Пока Капустин раздумывал о покойнике и о его прошлом, процессия с останками Истомина миновала ряд улиц и переулков и добралась до грязного и мутного канала, через который был переброшен деревянный мост с рельсами конки. Капустин очнулся от своих воспоминаний и осмотрелся. Путь к Волкову кладбищу был хорошо ему известен: за время своей службы факельщиком не один десяток, даже не одну сотню покойников проводил он к месту последнего упокоения. С первых дней новой работы долго не мог привыкнуть старик к своим нетрудным обязанностям. Смущал его этот неуклюжий чёрный балахон, траурный цилиндр теснил голову, каким-то странным казалось и самое шествие с фонарём в руках и вся эта невесёлая обстановка. Но к чему не привыкает человек? Скоро Капустину всё это стало казаться обыкновенным. Сначала вид похорон, а главное, страдания людей, оставшихся в живых и провожавших покойника, — трогали душу старика, но потом он и к этому привык, протягивая руку как и другие товарищи за деньгами «на поминовение души». Больше всего стало заботить его только одно, — чтобы день был не холоден и не пасмурен, когда придётся сопровождать покойника.
И только теперь, шествуя за останками Истомина, ему представилось, что он хоронит какого-то дорогого и близкого ему человека. Грудь его всё время сдавливали тяжёлые незримые слёзы. Вблизи кладбища Капустин оглянулся и ещё больше опечалился.
Посреди мостовой, по узкой пустынной улице, слегка вздрагивая на неровностях, двигался катафалк, а за ним следом ехал извозчик с неподвижно сидевшей и закутавшейся от непогоды дамой. «Только одна она, матушка, провожает, а все те, господа-то, улизнули… Так только — приехали для виду, что, мол, не забыли друга», — подумал Капустин.
По узким дорожкам, занесённым недавно выпавшим мокрым снегом, гроб пронесли куда-то в дальний угол кладбища и опустили возле свежевырытой могилы…
Гроб зарыли… Надежда Ивановна стояла, прислонившись к берёзке, и горько плакала. К ней лезли товарищи Капустина, протягивая руки за обычным подаянием на «поминовение души», а он стоял вдали и рассеянно посматривал по сторонам.
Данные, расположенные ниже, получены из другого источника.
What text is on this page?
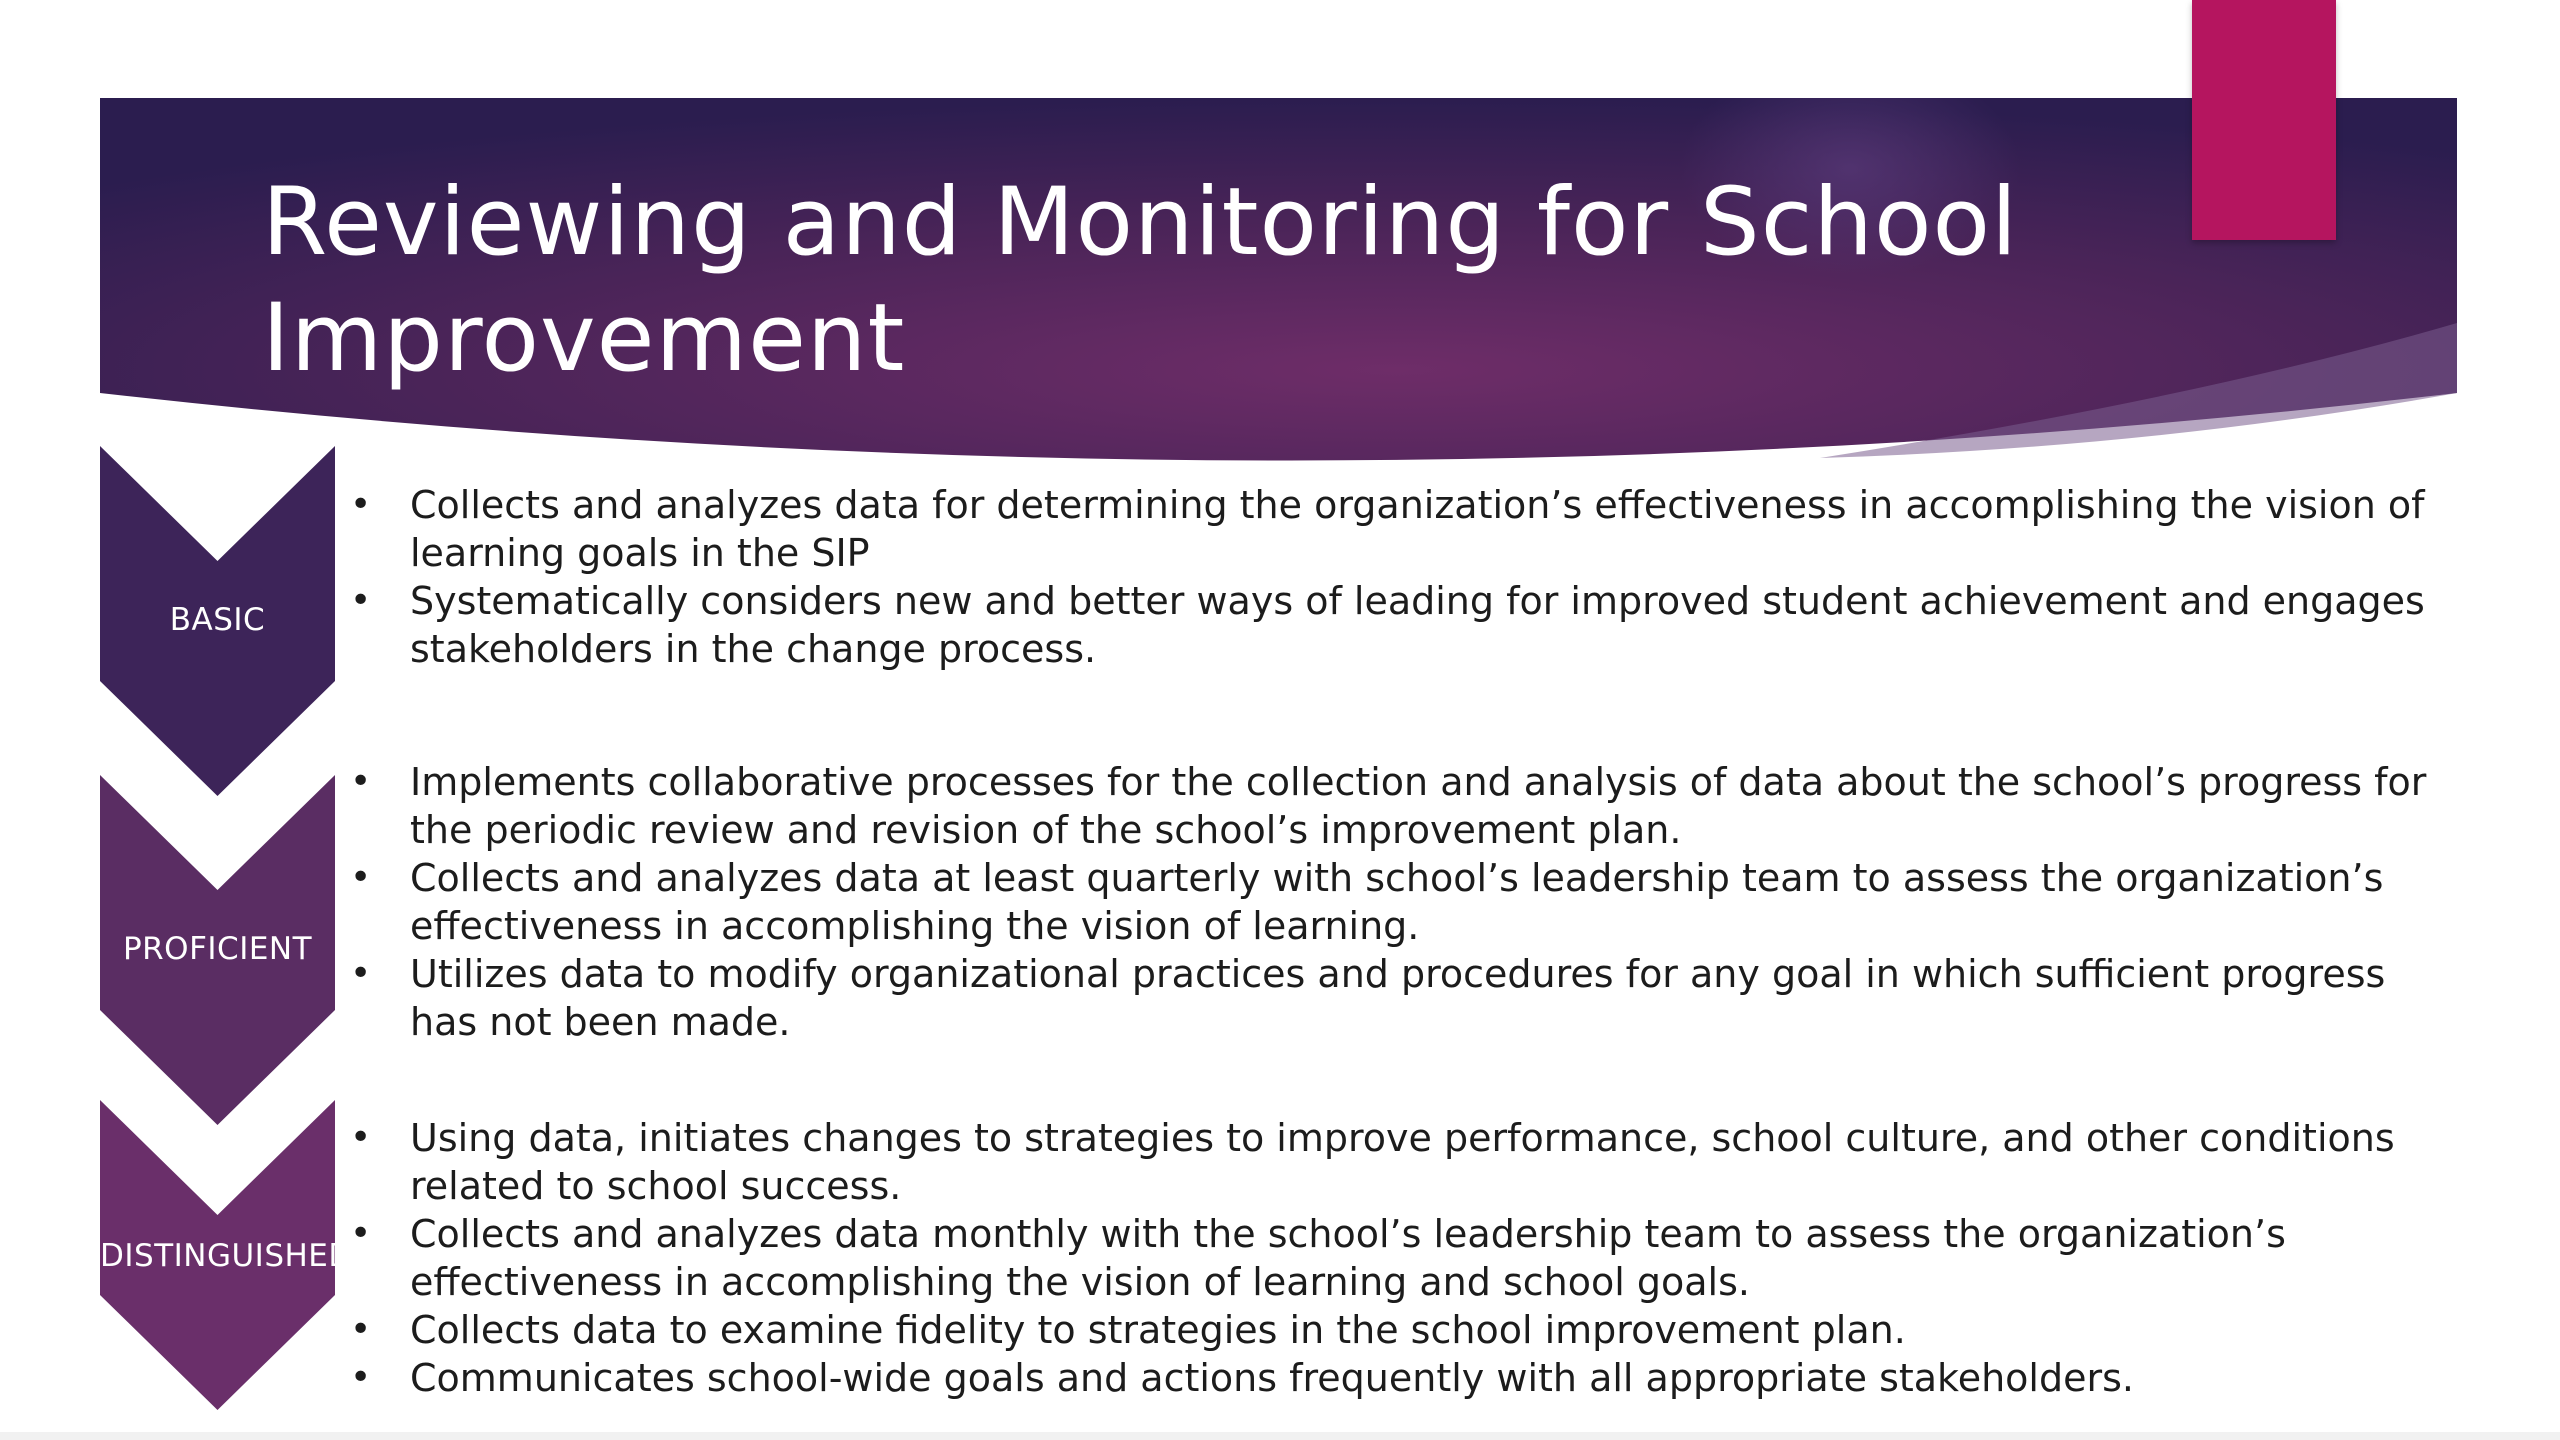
Reviewing and Monitoring for School Improvement
BASIC
PROFICIENT
DISTINGUISHED
• Collects and analyzes data for determining the organization’s effectiveness in accomplishing the vision of learning goals in the SIP
• Systematically considers new and better ways of leading for improved student achievement and engages stakeholders in the change process.
• Implements collaborative processes for the collection and analysis of data about the school’s progress for the periodic review and revision of the school’s improvement plan.
• Collects and analyzes data at least quarterly with school’s leadership team to assess the organization’s effectiveness in accomplishing the vision of learning.
• Utilizes data to modify organizational practices and procedures for any goal in which sufficient progress has not been made.
• Using data, initiates changes to strategies to improve performance, school culture, and other conditions related to school success.
• Collects and analyzes data monthly with the school’s leadership team to assess the organization’s effectiveness in accomplishing the vision of learning and school goals.
• Collects data to examine fidelity to strategies in the school improvement plan.
• Communicates school-wide goals and actions frequently with all appropriate stakeholders.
Капустин подошёл к Надежде Ивановне и, остановившись около неё, тихо проговорил:
— Успокойтесь, сударыня Надежда Ивановна, успокойтесь… Это я тут… Раньше-то я у Сергея Николаевича в лакеях был… Довелось вот и мне проводить бедного барина до последнего пристанища… Упокой, Господи, душу его в лоне Авраама и Иакова!..
И Капустин принялся креститься и кланяться в сторону свежей могилы. Плача, молилась и Надежда Ивановна. Она доверчиво придвинулась к Капустину и, беспомощная и убитая, опустила голову на его грудь, будто это был её близкий человек, около которого можно отдохнуть душой от житейских печалей и страданий.
По бледным щекам Надежды Ивановны катились горячие слёзы, а рядом с нею стоял и рыдал Капустин…
Бедные, одинокие люди! Так горько и неутешно рыдая, они оплакивали того, кому некогда служили и душою и телом.